Lily: [chuckles] I’d love to know, what is something that is giving you hope right now?
Alua: That’s a good question. The fact that the sun comes up every day gives me hope. It hasn’t not done that since it started doing that. It just reminds me that this is all so cyclical in nature, and that they’ll be a tomorrow until there isn’t, but that it’s just like going to keep going. Nothing is the same. The sun is never in the same position in the sky. It’s constantly moving and all of this is temporary. When something is difficult or even when something feels good, it’s temporary.

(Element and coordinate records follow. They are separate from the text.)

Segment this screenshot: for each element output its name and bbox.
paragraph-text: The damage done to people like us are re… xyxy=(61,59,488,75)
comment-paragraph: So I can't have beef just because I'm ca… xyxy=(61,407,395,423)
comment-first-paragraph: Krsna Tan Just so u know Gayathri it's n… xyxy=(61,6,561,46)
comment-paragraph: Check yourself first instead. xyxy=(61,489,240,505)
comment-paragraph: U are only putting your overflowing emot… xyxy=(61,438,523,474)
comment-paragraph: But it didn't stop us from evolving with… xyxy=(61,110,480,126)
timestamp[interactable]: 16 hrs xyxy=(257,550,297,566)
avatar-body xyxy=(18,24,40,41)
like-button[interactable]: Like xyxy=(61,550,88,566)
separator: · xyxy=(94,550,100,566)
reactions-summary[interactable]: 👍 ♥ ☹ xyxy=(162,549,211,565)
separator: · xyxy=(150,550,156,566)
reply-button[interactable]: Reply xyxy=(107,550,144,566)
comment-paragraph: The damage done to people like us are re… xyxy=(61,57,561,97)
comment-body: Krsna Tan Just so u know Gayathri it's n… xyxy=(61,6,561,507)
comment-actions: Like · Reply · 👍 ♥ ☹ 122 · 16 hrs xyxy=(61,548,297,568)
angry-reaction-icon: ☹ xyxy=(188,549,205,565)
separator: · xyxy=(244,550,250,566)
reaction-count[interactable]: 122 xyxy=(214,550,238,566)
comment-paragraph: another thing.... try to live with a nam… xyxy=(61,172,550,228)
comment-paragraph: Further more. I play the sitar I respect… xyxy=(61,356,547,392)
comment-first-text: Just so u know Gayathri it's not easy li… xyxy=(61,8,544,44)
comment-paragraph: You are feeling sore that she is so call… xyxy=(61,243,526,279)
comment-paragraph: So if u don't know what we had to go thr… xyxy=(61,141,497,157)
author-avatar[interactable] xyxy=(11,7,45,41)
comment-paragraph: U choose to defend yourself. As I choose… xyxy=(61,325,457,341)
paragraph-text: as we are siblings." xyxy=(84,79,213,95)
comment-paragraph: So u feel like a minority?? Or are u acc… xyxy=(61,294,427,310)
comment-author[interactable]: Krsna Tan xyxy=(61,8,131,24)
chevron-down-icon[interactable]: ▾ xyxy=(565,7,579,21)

The sun is moving, but it gives me hope because it reminds me that the thing that whatever the thing, is going to shift at some point. My niece who’s 12, she gives me a lot of hope. The way that she talks about, she gave me a whole lecture the other day on the difference between bi, pan, and omnisexual, I did not even know Omni existed, but she gives me a lot of hope for what future generations will do in terms of allowing people to be exactly who they are.
They are already making such leaps and bounds far more than I think my generation was able to, certainly more than the generation before me. I hope that we continue to go in that direction when people can just be who and how they are. That gives me a lot of hope. Love always gives me hope. It gives me something to continue living and striving and working for. I really think that the essence of my work is love in and of itself, loving this human ride for exactly what it is. It’s like the roller coaster of it all. Also, the fact that it comes to an end.
Lily: Beautiful. This has been so profound and so important for me, this interview. Thank you so much for making the time.
Alua: Thank you. Thank you for having me. It was so fun to talk to you.